Marriott property equity and property income could be bought at an initial yield of 13,6% and 13,9% respectively at the time of going to press and Marriott CEO Simon Pearse was forecasting a 20%/year total return over the next five years. The other two funds have slightly lower yields, mainly because they are more heavily invested offshore.
These units trusts and PLS Redefine, which is 50% invested in listed property funds, can take advantage of the high yields to build their own income. But fixed property yields, averaging 10,5% according to the latest SA Property Index, are lower than the fund's yields of 16%. So most funds cannot buy property with paper because it will dilute their earnings. This means few property deals will be done until interest rates and yields fall back.
But why invest in what, given the size of the sector, are in effect sector indices when you can mix your own portfolio at historic yields from 20,5% for ApexHi B to 12,4% for Hyprop? Hyprop, Grayprop (14%), Sycom (12,3%), Growthpoint (19,4% historic but 15% forward since it bought the Mines Pension Fund portfolio late last year) and Martprop (14%) are favoured by all the pundits. Anderson also likes Atlas (12,1%). Aitken adds teeny cap Paraprop (17%) because of management and ApexHi (A 15,3%, B 20,4%) because of its upside potential.
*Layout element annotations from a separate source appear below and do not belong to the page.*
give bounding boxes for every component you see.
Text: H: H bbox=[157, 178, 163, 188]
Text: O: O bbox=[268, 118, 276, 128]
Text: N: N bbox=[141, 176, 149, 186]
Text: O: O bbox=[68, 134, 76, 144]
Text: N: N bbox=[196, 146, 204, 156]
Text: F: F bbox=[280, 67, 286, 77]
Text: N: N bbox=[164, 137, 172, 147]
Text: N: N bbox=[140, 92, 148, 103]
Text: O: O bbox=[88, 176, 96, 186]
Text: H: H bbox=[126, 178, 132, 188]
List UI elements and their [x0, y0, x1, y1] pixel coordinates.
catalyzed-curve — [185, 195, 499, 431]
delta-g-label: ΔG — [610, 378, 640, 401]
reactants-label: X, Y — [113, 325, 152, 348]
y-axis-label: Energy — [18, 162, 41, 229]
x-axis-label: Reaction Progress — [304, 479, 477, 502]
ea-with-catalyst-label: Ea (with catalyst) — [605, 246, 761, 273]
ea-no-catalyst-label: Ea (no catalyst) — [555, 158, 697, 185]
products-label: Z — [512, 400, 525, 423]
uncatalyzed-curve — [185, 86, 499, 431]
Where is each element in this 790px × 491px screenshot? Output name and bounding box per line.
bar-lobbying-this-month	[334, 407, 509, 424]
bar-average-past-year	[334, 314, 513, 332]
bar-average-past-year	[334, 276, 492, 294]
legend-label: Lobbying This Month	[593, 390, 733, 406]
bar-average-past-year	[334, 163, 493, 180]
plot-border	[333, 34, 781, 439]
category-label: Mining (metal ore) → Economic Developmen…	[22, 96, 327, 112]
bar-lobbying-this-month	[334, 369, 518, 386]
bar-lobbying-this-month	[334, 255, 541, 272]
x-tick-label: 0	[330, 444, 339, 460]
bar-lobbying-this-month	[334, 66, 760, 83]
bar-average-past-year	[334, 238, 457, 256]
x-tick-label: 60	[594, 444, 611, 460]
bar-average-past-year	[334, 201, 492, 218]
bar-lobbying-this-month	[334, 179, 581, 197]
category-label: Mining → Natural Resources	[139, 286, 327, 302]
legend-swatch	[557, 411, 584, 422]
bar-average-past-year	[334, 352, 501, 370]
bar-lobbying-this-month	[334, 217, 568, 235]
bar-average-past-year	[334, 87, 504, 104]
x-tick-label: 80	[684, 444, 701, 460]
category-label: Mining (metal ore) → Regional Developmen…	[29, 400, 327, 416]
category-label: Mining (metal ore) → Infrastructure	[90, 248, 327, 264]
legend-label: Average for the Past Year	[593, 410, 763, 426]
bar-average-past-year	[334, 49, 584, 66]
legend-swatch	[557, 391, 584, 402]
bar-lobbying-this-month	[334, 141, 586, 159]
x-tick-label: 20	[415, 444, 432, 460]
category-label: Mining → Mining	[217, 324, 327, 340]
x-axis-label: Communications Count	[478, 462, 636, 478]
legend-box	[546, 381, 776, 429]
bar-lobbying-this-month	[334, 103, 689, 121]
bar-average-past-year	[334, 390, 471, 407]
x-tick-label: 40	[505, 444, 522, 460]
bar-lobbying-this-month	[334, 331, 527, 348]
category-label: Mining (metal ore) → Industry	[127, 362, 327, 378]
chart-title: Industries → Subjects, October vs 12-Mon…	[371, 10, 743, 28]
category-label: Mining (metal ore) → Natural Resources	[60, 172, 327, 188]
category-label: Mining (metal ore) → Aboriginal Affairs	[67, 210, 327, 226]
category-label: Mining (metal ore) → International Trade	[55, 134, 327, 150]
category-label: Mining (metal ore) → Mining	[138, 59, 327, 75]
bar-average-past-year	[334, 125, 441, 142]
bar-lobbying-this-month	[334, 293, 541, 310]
These funds pass two main criteria for performance in the short and medium terms. They have good asset management that will protect income through the current softness. And their portfolios are diversified sectorally and geographically to reduce risk.
"Investors should look for good management and good lease expiry profiles," says Forshey. "A mix of A and B grade funds, say Hyprop and Grayprop, with C and D grade high-yield funds like ApexHi, can give a combined 16% or 17% initial yield and excellent growth in the future."
So a R250 000 investment could yield R40 000/year before tax with a fair chance of keeping your capital intact or even growing it.
Marriott's Anderson forecasts income growth of 4%-6% over the next five years. But that could be as low as 3%-4% for the top quartile of performers over the next 12 months, says Aitken. After that he sees 6%. They both expect inflation and interest rates to have peaked before year-end and for yields to fall steadily from then. "I would like to see yields at 12% by December 2003," says Aitken.
That would translate to 24% capital growth over 18 months, along with annual yields close to 16% if you buy now - a total return of around 32% in 12 months.
But interest rates may not fall. Even the income return on property will be, at worst, slightly lower than now, but steady, as property always is.
The writer indirectly holds ApexHi B units.